Man könne so nur Verluste machen, erläutert ein deutscher Unternehmer. Bei Ausschreibungen für Sand- oder Kiesgruben in Ungarn werde man obendrein konsequent übergangen. Er habe sich dutzende Male um eine Lizenz beworben, erzählt der Vertreter eines Unternehmens, das seit Jahrzehnten in Ungarn tätig ist, ohne auch nur einmal den Zuschlag zu bekommen.

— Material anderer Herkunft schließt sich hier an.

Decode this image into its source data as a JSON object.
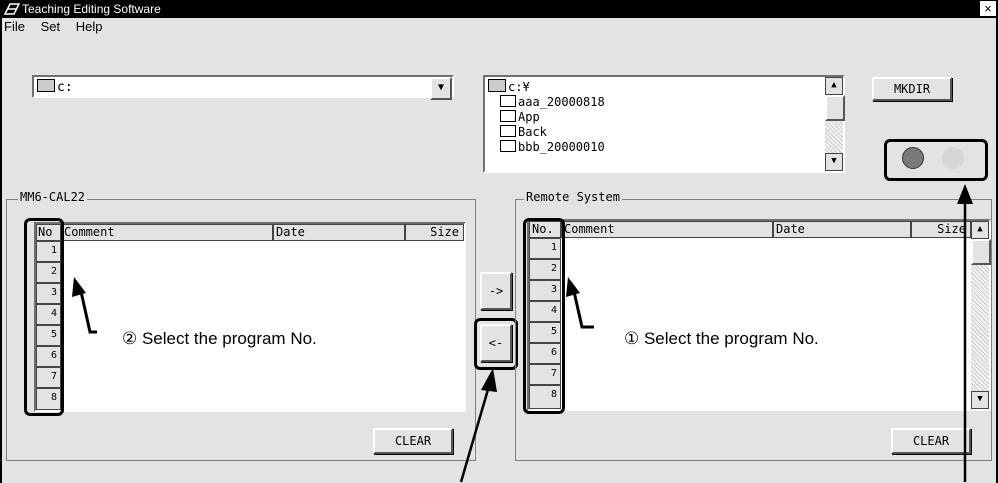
{
  "window": {
    "title": "Teaching Editing Software",
    "close": "×"
  },
  "menu": [
    "File",
    "Set",
    "Help"
  ],
  "drive_select": {
    "value": "c:"
  },
  "dir_tree": {
    "items": [
      "c:¥",
      "aaa_20000818",
      "App",
      "Back",
      "bbb_20000010"
    ]
  },
  "mkdir_label": "MKDIR",
  "left_panel": {
    "title": "MM6-CAL22",
    "columns": [
      "No",
      "Comment",
      "Date",
      "Size"
    ],
    "rows": [
      "1",
      "2",
      "3",
      "4",
      "5",
      "6",
      "7",
      "8"
    ],
    "clear_label": "CLEAR",
    "note": "② Select the program No."
  },
  "right_panel": {
    "title": "Remote System",
    "columns": [
      "No.",
      "Comment",
      "Date",
      "Size"
    ],
    "rows": [
      "1",
      "2",
      "3",
      "4",
      "5",
      "6",
      "7",
      "8"
    ],
    "clear_label": "CLEAR",
    "note": "① Select the program No."
  },
  "transfer": {
    "to_remote": "->",
    "to_local": "<-"
  },
  "indicator": {
    "led1_color": "#7a7a7a",
    "led2_color": "#d6d6d6"
  }
}
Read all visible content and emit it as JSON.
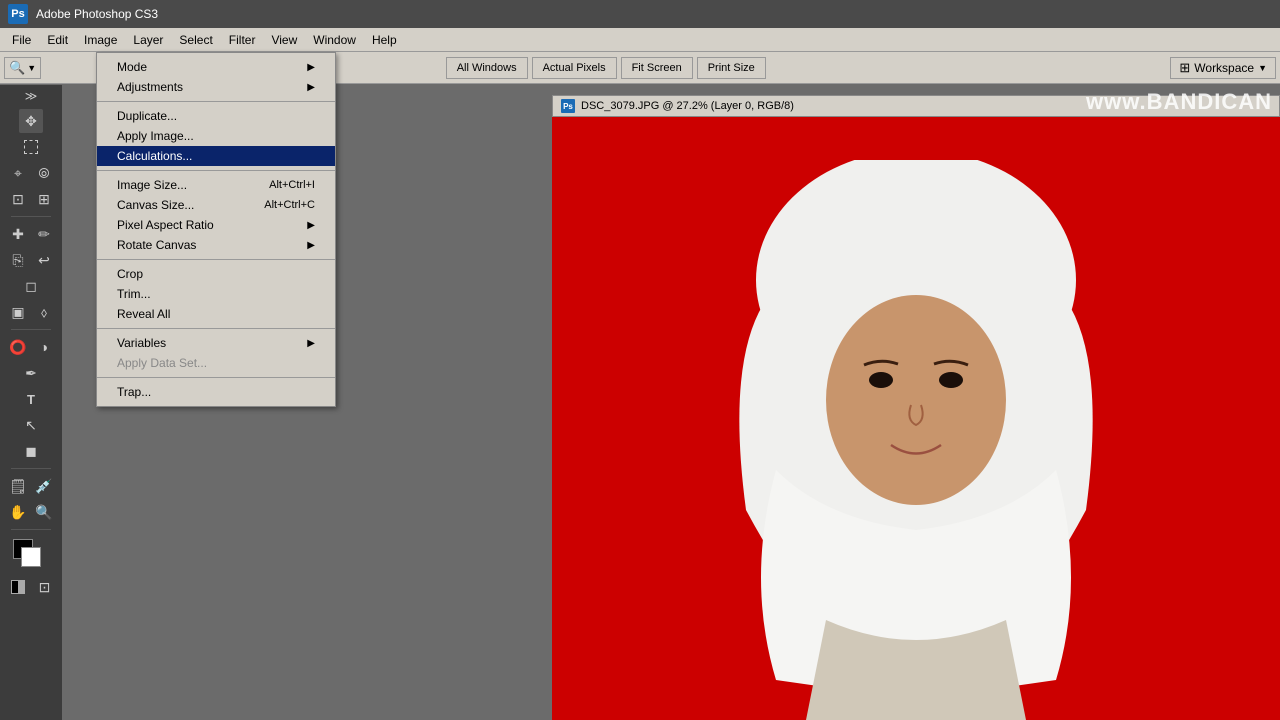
{
  "app": {
    "title": "Adobe Photoshop CS3",
    "logo": "Ps"
  },
  "menubar": {
    "items": [
      "File",
      "Edit",
      "Image",
      "Layer",
      "Select",
      "Filter",
      "View",
      "Window",
      "Help"
    ]
  },
  "toolbar": {
    "buttons": [
      "All Windows",
      "Actual Pixels",
      "Fit Screen",
      "Print Size"
    ]
  },
  "workspace": {
    "label": "Workspace",
    "icon": "▼"
  },
  "image_menu": {
    "sections": [
      {
        "items": [
          {
            "label": "Mode",
            "arrow": "▶",
            "shortcut": ""
          },
          {
            "label": "Adjustments",
            "arrow": "▶",
            "shortcut": ""
          }
        ]
      },
      {
        "items": [
          {
            "label": "Duplicate...",
            "arrow": "",
            "shortcut": ""
          },
          {
            "label": "Apply Image...",
            "arrow": "",
            "shortcut": ""
          },
          {
            "label": "Calculations...",
            "arrow": "",
            "shortcut": "",
            "highlighted": true
          }
        ]
      },
      {
        "items": [
          {
            "label": "Image Size...",
            "arrow": "",
            "shortcut": "Alt+Ctrl+I"
          },
          {
            "label": "Canvas Size...",
            "arrow": "",
            "shortcut": "Alt+Ctrl+C"
          },
          {
            "label": "Pixel Aspect Ratio",
            "arrow": "▶",
            "shortcut": ""
          },
          {
            "label": "Rotate Canvas",
            "arrow": "▶",
            "shortcut": ""
          }
        ]
      },
      {
        "items": [
          {
            "label": "Crop",
            "arrow": "",
            "shortcut": ""
          },
          {
            "label": "Trim...",
            "arrow": "",
            "shortcut": ""
          },
          {
            "label": "Reveal All",
            "arrow": "",
            "shortcut": ""
          }
        ]
      },
      {
        "items": [
          {
            "label": "Variables",
            "arrow": "▶",
            "shortcut": ""
          },
          {
            "label": "Apply Data Set...",
            "arrow": "",
            "shortcut": "",
            "disabled": true
          }
        ]
      },
      {
        "items": [
          {
            "label": "Trap...",
            "arrow": "",
            "shortcut": ""
          }
        ]
      }
    ]
  },
  "document": {
    "title": "DSC_3079.JPG @ 27.2% (Layer 0, RGB/8)"
  },
  "watermark": "www.BANDICAN"
}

An der Höhe des Angebots könne es jedenfalls nicht gelegen sein: Die politisch bestens vernetzte Firma, die schließlich zum Zug kam, habe um ein Vielfaches weniger geboten.

Übernahmeangebote

Sobald sich diese deprimierende Einsicht bei den Firmen festgesetzt hat, treten Ungarn auf den Plan, mit einem Kaufangebot. Das läge zwar unter dem Marktwert der Firma, aber sei gerade gut genug, „um mit einem blauen Auge davonzukommen“. Ein Weg, den inzwischen viele ausländische Unternehmen in Ungarn gewählt haben. Für die heimische Wirtschaft ist das eine nicht unbedenkliche Entwicklung. Schließlich ist Österreich Ungarns drittgrößter Handelspartner, österreichische Investoren in Ungarn liegen im globalen Vergleich auf Platz drei.

Klagen bei Gericht

Das alles würde den Prinzipien des EU-Binnenmarktes klar widersprechen, erzählen die Unternehmer, die auch schon zahlreiche Klagen beim Europäischen Gerichtshof in Luxemburg eingebracht haben. Dort aber würden die Mühlen sehr langsam laufen, zu langsam jedenfalls, um der Orban’schen Strategie etwas entgegenzusetzen. Die ähnelt jener, mit denen sich Budapest auch gegen andere EU-Strafverfahren verteidigt: Gerät ein Gesetz ins Visier der Brüsseler Behörden, lässt man einfach ein Neues folgen, mit dem gleichen Inhalt.